In [2]:
import numpy as np
import pandas as pd
import os
import torch
import tensorflow as tf
from datasets import load_dataset

## Load pretrained model from Hgging Face

In [3]:
print("Num GPUs Available: ", len(tf.config.list_physical_devices('GPU')))

Num GPUs Available:  2


In [4]:
# Load model directly
from transformers import AutoTokenizer, AutoModelForSeq2SeqLM

tokenizer = AutoTokenizer.from_pretrained("Helsinki-NLP/opus-mt-en-fr")
model = AutoModelForSeq2SeqLM.from_pretrained("Helsinki-NLP/opus-mt-en-fr")

tokenizer_config.json:   0%|          | 0.00/42.0 [00:00<?, ?B/s]

config.json:   0%|          | 0.00/1.42k [00:00<?, ?B/s]

source.spm:   0%|          | 0.00/778k [00:00<?, ?B/s]

target.spm:   0%|          | 0.00/802k [00:00<?, ?B/s]

vocab.json:   0%|          | 0.00/1.34M [00:00<?, ?B/s]



pytorch_model.bin:   0%|          | 0.00/301M [00:00<?, ?B/s]

generation_config.json:   0%|          | 0.00/293 [00:00<?, ?B/s]

## Load the dataset and apply preprocessing

In [7]:
from datasets import load_dataset

dataset = load_dataset("kde4", lang1="en", lang2="fr")

README.md:   0%|          | 0.00/5.10k [00:00<?, ?B/s]

kde4.py:   0%|          | 0.00/4.25k [00:00<?, ?B/s]

The repository for kde4 contains custom code which must be executed to correctly load the dataset. You can inspect the repository content at https://hf.co/datasets/kde4.
You can avoid this prompt in future by passing the argument `trust_remote_code=True`.

Do you wish to run the custom code? [y/N]  y


Downloading data:   0%|          | 0.00/7.05M [00:00<?, ?B/s]

Generating train split:   0%|          | 0/210173 [00:00<?, ? examples/s]

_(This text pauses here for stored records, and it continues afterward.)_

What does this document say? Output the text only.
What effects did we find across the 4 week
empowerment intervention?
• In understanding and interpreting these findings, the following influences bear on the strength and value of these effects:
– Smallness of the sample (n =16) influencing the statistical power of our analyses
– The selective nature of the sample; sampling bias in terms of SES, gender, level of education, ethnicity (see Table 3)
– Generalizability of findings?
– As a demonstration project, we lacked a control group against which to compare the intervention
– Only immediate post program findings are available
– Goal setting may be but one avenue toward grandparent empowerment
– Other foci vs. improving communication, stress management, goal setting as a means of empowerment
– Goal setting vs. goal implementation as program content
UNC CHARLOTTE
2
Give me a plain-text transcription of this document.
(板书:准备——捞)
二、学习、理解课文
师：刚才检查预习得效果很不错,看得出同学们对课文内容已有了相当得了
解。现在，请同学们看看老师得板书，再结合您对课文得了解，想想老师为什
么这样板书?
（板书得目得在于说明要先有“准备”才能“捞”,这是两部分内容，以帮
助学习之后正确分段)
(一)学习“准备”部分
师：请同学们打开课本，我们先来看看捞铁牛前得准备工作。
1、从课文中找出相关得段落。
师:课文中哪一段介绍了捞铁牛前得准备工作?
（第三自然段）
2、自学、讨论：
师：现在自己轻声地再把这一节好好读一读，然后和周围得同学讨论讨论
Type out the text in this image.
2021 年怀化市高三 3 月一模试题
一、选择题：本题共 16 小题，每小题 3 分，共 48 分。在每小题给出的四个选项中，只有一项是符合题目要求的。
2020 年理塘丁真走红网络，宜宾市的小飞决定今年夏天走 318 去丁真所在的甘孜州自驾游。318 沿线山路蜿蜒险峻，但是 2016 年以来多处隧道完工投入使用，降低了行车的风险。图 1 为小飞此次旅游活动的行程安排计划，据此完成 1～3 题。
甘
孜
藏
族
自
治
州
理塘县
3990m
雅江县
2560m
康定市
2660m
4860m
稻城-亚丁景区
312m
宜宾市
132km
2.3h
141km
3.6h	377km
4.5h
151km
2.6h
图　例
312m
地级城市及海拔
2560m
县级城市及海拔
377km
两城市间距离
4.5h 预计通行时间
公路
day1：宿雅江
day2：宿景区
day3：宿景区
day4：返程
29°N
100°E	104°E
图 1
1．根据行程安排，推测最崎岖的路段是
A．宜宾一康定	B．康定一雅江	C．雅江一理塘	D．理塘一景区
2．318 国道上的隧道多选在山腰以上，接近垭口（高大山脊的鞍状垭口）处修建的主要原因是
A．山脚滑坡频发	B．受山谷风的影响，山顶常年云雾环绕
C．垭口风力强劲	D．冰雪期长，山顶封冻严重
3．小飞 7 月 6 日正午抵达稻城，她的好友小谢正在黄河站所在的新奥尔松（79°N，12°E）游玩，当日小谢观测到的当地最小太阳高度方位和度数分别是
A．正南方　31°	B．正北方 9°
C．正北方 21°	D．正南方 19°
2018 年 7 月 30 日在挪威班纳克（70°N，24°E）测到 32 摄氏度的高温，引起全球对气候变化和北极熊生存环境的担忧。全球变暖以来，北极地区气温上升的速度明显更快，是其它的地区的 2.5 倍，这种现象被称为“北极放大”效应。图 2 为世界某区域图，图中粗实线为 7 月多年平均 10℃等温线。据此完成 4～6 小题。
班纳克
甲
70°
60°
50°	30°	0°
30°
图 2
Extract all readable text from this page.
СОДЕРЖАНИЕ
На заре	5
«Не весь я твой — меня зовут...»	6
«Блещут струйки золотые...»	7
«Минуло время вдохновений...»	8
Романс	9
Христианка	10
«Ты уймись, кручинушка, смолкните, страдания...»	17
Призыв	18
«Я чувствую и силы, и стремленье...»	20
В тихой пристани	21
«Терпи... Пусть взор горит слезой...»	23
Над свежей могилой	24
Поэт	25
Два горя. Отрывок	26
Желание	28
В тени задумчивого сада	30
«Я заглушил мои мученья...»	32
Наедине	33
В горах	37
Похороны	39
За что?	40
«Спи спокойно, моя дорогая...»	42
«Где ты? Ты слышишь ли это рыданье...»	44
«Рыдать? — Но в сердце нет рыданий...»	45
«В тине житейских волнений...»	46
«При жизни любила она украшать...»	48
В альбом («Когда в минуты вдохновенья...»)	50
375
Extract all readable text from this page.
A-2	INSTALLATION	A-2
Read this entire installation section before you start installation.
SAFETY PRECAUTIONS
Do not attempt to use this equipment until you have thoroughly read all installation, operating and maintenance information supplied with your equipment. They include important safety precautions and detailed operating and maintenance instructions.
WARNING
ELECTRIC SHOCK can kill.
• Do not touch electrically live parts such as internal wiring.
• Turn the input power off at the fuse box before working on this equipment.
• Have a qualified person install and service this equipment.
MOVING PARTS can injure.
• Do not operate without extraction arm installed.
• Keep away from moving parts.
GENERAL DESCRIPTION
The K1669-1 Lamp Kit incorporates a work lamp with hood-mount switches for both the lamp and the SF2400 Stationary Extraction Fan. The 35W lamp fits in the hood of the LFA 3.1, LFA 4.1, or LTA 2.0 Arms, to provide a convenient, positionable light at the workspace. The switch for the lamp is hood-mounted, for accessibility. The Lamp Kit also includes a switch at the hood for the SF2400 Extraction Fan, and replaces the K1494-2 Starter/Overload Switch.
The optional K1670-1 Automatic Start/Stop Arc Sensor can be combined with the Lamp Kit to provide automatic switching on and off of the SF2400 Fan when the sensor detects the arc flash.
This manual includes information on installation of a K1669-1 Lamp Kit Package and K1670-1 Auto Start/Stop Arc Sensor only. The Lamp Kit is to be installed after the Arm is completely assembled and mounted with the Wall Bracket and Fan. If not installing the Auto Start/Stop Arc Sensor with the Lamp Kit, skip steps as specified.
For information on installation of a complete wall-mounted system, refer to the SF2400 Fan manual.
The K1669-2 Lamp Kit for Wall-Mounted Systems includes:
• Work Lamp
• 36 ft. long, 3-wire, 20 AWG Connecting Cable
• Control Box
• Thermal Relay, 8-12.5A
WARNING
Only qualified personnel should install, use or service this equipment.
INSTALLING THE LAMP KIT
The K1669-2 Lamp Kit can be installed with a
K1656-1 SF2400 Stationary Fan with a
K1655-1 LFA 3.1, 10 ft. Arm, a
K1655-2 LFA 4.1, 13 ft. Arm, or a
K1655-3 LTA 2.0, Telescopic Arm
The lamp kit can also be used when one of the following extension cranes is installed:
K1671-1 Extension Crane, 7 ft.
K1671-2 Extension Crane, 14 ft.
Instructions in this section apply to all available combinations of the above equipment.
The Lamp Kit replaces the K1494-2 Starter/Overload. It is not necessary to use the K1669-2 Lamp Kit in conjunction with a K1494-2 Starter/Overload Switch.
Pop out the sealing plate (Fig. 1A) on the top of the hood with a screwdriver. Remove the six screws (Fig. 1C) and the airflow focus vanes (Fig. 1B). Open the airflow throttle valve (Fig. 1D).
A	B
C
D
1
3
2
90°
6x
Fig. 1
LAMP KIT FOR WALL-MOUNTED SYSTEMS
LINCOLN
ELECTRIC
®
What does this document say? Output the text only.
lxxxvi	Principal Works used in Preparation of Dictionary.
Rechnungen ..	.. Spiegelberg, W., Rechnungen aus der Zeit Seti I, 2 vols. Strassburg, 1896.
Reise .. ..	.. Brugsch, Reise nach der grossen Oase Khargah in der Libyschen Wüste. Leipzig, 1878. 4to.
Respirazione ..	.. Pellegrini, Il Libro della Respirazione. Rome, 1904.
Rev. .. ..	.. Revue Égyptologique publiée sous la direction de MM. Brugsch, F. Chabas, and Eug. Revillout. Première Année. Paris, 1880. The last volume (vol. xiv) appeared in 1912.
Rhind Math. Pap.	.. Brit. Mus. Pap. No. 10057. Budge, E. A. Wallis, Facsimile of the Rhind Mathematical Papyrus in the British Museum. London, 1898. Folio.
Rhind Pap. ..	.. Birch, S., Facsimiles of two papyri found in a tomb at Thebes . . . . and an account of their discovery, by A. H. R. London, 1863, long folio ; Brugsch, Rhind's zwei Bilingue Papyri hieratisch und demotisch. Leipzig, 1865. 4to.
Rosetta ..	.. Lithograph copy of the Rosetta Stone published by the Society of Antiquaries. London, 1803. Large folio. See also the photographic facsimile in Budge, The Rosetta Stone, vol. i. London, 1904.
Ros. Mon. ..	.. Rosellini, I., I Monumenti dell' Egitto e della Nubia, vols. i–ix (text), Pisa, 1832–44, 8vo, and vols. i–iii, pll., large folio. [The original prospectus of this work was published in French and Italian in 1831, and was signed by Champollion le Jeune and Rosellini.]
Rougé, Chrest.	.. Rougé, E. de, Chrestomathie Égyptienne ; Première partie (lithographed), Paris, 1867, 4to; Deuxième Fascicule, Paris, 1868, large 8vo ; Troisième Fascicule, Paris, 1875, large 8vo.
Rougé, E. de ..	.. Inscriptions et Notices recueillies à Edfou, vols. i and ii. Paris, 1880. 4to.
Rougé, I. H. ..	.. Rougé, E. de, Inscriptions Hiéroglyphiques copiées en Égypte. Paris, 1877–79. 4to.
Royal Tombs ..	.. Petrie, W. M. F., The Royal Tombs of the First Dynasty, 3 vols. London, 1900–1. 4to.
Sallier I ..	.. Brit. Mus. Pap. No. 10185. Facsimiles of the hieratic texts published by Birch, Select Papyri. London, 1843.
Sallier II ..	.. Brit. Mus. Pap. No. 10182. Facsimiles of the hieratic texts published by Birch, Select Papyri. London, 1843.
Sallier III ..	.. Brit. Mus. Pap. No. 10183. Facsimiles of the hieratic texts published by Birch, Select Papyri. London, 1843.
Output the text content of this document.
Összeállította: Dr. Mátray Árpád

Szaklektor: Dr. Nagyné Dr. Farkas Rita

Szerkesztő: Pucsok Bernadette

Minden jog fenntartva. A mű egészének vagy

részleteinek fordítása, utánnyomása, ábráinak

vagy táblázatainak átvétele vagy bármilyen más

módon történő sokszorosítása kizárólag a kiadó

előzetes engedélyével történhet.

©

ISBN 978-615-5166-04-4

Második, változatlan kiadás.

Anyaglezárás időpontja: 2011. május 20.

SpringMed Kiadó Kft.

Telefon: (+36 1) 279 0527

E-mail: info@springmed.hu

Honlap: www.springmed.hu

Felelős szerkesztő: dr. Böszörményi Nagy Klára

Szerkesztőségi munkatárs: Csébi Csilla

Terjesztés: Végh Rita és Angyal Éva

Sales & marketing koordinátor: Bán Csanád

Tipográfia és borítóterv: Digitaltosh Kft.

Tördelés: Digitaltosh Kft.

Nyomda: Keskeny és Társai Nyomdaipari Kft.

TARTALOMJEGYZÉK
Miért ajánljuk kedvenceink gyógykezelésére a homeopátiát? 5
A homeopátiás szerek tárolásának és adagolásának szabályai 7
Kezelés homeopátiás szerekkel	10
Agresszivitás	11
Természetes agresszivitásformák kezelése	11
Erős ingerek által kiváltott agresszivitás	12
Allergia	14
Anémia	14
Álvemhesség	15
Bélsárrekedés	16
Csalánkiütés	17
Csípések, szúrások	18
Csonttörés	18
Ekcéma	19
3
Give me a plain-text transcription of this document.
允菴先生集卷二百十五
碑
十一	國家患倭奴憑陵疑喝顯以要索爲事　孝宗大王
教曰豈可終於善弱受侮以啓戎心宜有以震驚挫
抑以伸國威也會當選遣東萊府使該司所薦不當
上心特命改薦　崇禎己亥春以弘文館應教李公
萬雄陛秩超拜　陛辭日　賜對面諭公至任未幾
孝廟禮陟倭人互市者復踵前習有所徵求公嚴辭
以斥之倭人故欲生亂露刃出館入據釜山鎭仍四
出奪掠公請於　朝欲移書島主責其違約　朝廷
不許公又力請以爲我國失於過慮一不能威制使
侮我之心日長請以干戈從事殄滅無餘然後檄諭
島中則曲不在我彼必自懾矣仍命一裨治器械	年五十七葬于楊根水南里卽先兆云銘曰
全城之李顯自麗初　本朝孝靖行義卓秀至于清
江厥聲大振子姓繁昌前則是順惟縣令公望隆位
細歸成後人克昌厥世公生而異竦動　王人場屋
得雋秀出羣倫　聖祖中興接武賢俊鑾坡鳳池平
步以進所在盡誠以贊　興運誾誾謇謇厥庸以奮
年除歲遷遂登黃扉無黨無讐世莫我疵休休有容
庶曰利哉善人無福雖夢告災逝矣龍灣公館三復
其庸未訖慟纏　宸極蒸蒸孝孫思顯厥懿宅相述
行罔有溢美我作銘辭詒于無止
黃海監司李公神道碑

Before we start we need to split the data into train and validation sets, but first, we see the dataset is very large so we will take only `80k` samples as our dataset and split accordingly

In [8]:
SEED = 4243
reduced_data = dataset["train"].shuffle(seed=SEED).select(range(80001))
split_dataset = reduced_data.train_test_split(train_size=0.9, seed=SEED)
# renaming  the "test" key of the "split_dataset" as "validation"
split_dataset["validation"] = split_dataset.pop("test")
split_dataset

DatasetDict({
    train: Dataset({
        features: ['id', 'translation'],
        num_rows: 72000
    })
    validation: Dataset({
        features: ['id', 'translation'],
        num_rows: 8001
    })
})

### Preprocessing 
1. Preparing the DatasetDict object for the model
2. Tokenization using the model's tokenizer

In [9]:
split_dataset['train'][1]

{'id': '121135',
 'translation': {'en': 'Teacher text:', 'fr': 'Texte du professeur & #160;:'}}

In [10]:
# define maximum length of the input sequence
max_len = 100

# define a function to tokenize the text using the model's tokenizer
def tokenize_dataset(sentences):
    # separate the english and french sentences into 2 lists
    english = [sentence['en'] for sentence in sentences['translation']]
    french = [sentence['fr'] for sentence in sentences['translation']]

    # apply the tokenizer
    inputs = tokenizer(english, text_target = french, max_length = max_len, truncation=True)
    
    # return tokenized inputs to be used by the model
    return inputs

In [11]:
# use the method to preprocess the dataset
tokenized_data = split_dataset.map(function=tokenize_dataset, batched=True, remove_columns = split_dataset["train"].column_names)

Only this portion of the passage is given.